Panier

Bien avant de vivre à Marseille, j’ai aimé les souvenirs d’enfance de Marcel Pagnol. Je me souviens de la première fois où j’ai lu, il y a bien longtemps, cette phrase dans Le château de ma mère. Je me souviens aussi du film d’Yves Robert avec la voix off de Jean Rochefort qui la prononce tandis qu’on découvre le jeune Marcel à peine entré dans l’adolescence suivre les grandes roues du corbillard dans lequel on emporte sa mère. Cette phrase m’avait transpercé lorsque je l’ai lue pour la première fois.
Là, dans le Panier, assis sur des marches, je la relis plusieurs fois en espérant que parmi les enfants qui jouent sur la place quelques uns viendront dans mon cadre sans pour autant lire ces mots. Je n’attends pas très longtemps.

Place Daviel

A proximité de l’Hôtel Dieu Intercontinental qu’on aperçoit dans un rayon de soleil qui ne va pas tarder à se coucher. A la recherche d’un brin de fraîcheur après la canicule de l’après-midi, chacun en profite pour prendre l’air. Ou discrètement prendre des photos.

Panier

Dans mes déambulations marseillaises, j’ai une affection particulière pour le quartier du Panier où il y a toujours ou presque quelque chose à voir… et à photographier.
Ici, je marche dans une ruelle perpendiculaire à celle de l’image, je tourne la tête par réflexe et je fais la photo en continuant mon chemin. A posteriori je me dis que le cadre, les verticales, la pose du type sur sa chaise haute sous un réverbère m’ont fait déclencher sans réfléchir. Et souvent, c’est ce qui marche le mieux.

Rue Nationale

Déambulation dans les vieux quartiers. Quand je l’aperçois assise sur la devanture et le store du magasin, un livre à la main, un verre (on dirait du jus d’orange quand on zoome) sur une tablette en équilibre précaire, je n’hésite pas. Elle m’a vu faire la photo dans sa direction.
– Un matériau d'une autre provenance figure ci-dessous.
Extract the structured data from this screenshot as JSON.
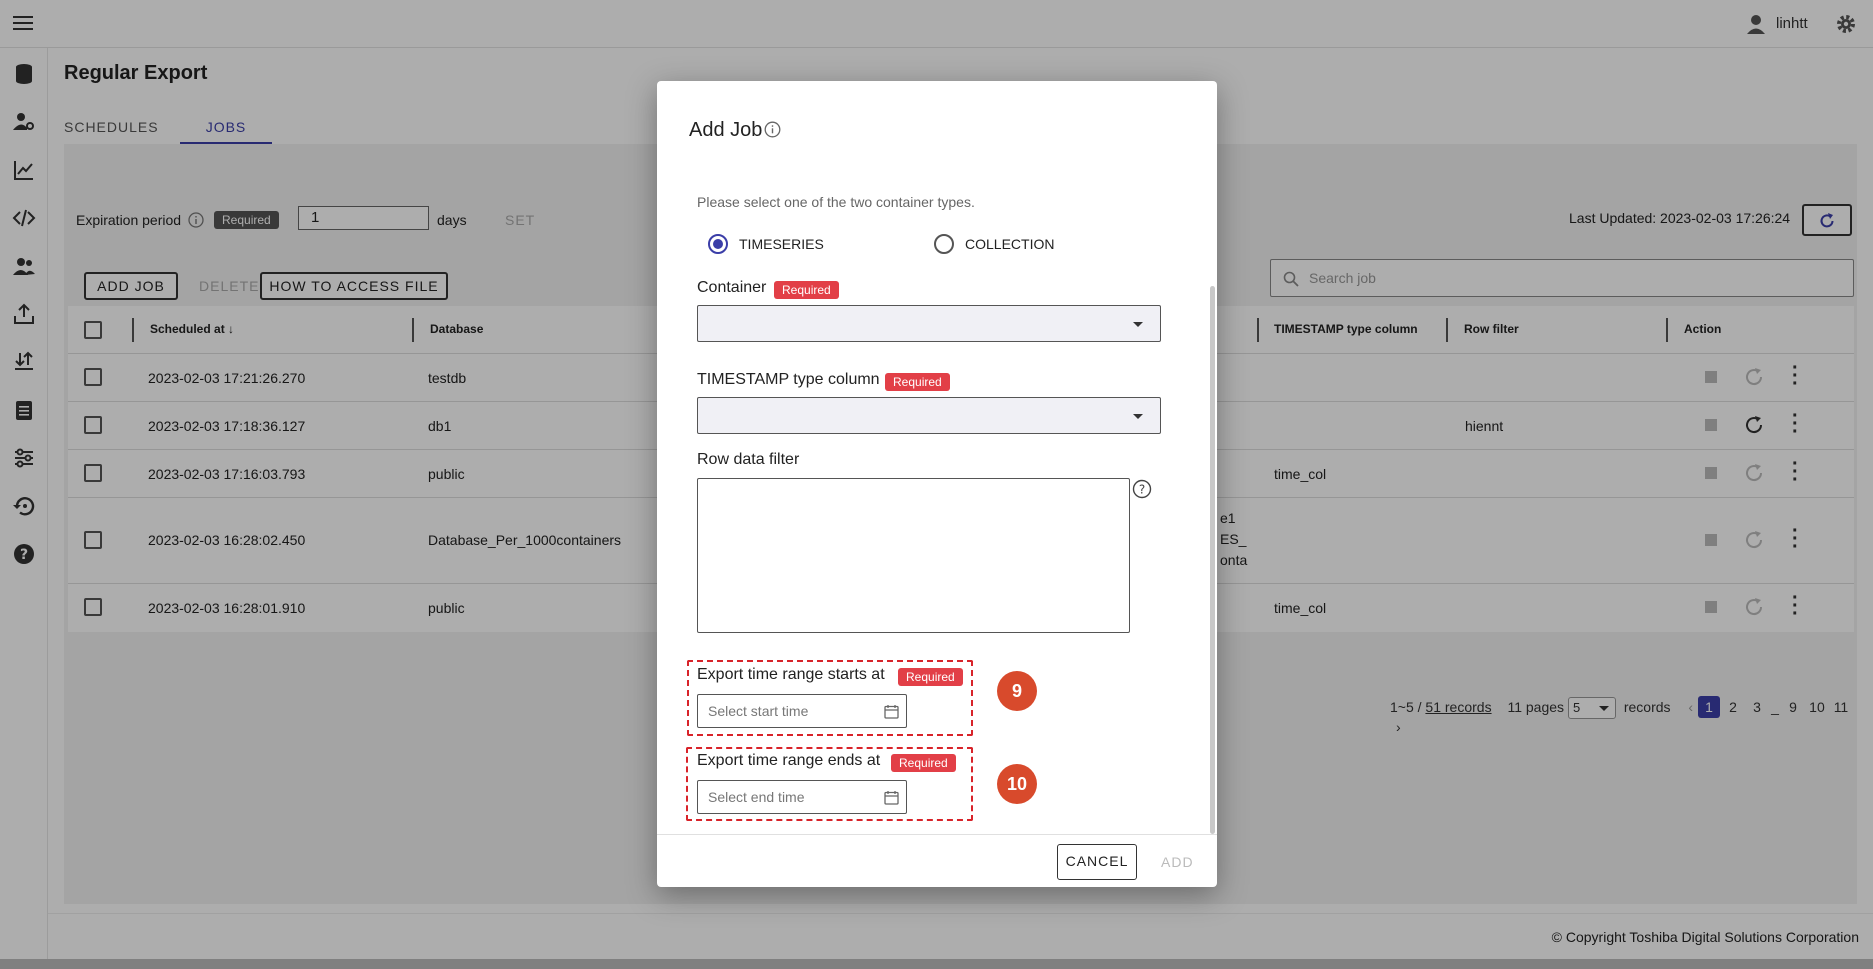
{
  "topbar": {
    "username": "linhtt"
  },
  "page": {
    "title": "Regular Export",
    "tabs": [
      {
        "label": "SCHEDULES"
      },
      {
        "label": "JOBS"
      }
    ]
  },
  "toolbar": {
    "expiration_label": "Expiration period",
    "required": "Required",
    "expiration_value": "1",
    "days": "days",
    "set": "SET",
    "last_updated": "Last Updated: 2023-02-03 17:26:24",
    "add_job": "ADD JOB",
    "delete": "DELETE",
    "how_to_access": "HOW TO ACCESS FILE",
    "search_placeholder": "Search job"
  },
  "pagination": {
    "range": "1~5 / ",
    "records_link": "51 records",
    "pages": "11 pages",
    "page_size": "5",
    "records": "records",
    "pages_list": [
      "1",
      "2",
      "3",
      "_",
      "9",
      "10",
      "11"
    ]
  },
  "table": {
    "headers": [
      "Scheduled at",
      "Database",
      "TIMESTAMP type column",
      "Row filter",
      "Action"
    ],
    "rows": [
      {
        "scheduled": "2023-02-03 17:21:26.270",
        "database": "testdb",
        "ts_col": "",
        "filter": "",
        "extra": ""
      },
      {
        "scheduled": "2023-02-03 17:18:36.127",
        "database": "db1",
        "ts_col": "",
        "filter": "hiennt",
        "extra": ""
      },
      {
        "scheduled": "2023-02-03 17:16:03.793",
        "database": "public",
        "ts_col": "time_col",
        "filter": "",
        "extra": ""
      },
      {
        "scheduled": "2023-02-03 16:28:02.450",
        "database": "Database_Per_1000containers",
        "ts_col": "",
        "filter": "",
        "extra": "e1\nES_\nonta"
      },
      {
        "scheduled": "2023-02-03 16:28:01.910",
        "database": "public",
        "ts_col": "time_col",
        "filter": "",
        "extra": ""
      }
    ]
  },
  "footer": {
    "copyright": "© Copyright Toshiba Digital Solutions Corporation"
  },
  "modal": {
    "title": "Add Job",
    "instruction": "Please select one of the two container types.",
    "radio_timeseries": "TIMESERIES",
    "radio_collection": "COLLECTION",
    "container_label": "Container",
    "required": "Required",
    "ts_col_label": "TIMESTAMP type column",
    "row_filter_label": "Row data filter",
    "start_label": "Export time range starts at",
    "start_placeholder": "Select start time",
    "end_label": "Export time range ends at",
    "end_placeholder": "Select end time",
    "step_start": "9",
    "step_end": "10",
    "cancel": "CANCEL",
    "add": "ADD"
  }
}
Elle sourit.
Je lui demande : « Vous êtes bien installée là-haut, pour bouquiner ? »
– Tout à fait. On fait avec ce qu’on a », précise-t-elle avec un nouveau sourire, puis elle replonge dans son bouquin.
Il y a quand même plein de gens sympathiques dans cette ville.

Panier

Quand je passe devant ce photogramme revisité de Shining (Jack Torrance, alias Nicholson vient de détruire à la hache la porte de la salle de bain où s’est réfugiée son épouse), je me poste contre le mur bien en face de l’image. Je devrais dire : je m’incruste dans le mur pour disparaître aux yeux des passant(e)s. La ruelle est étroite, mais ça marche plutôt bien : on m’ignore et si quelques-un(e)s sont passé(e)s sans un regard pour Jack, une majorité a jeté un coup d’œil à l’inquiétant bonhomme.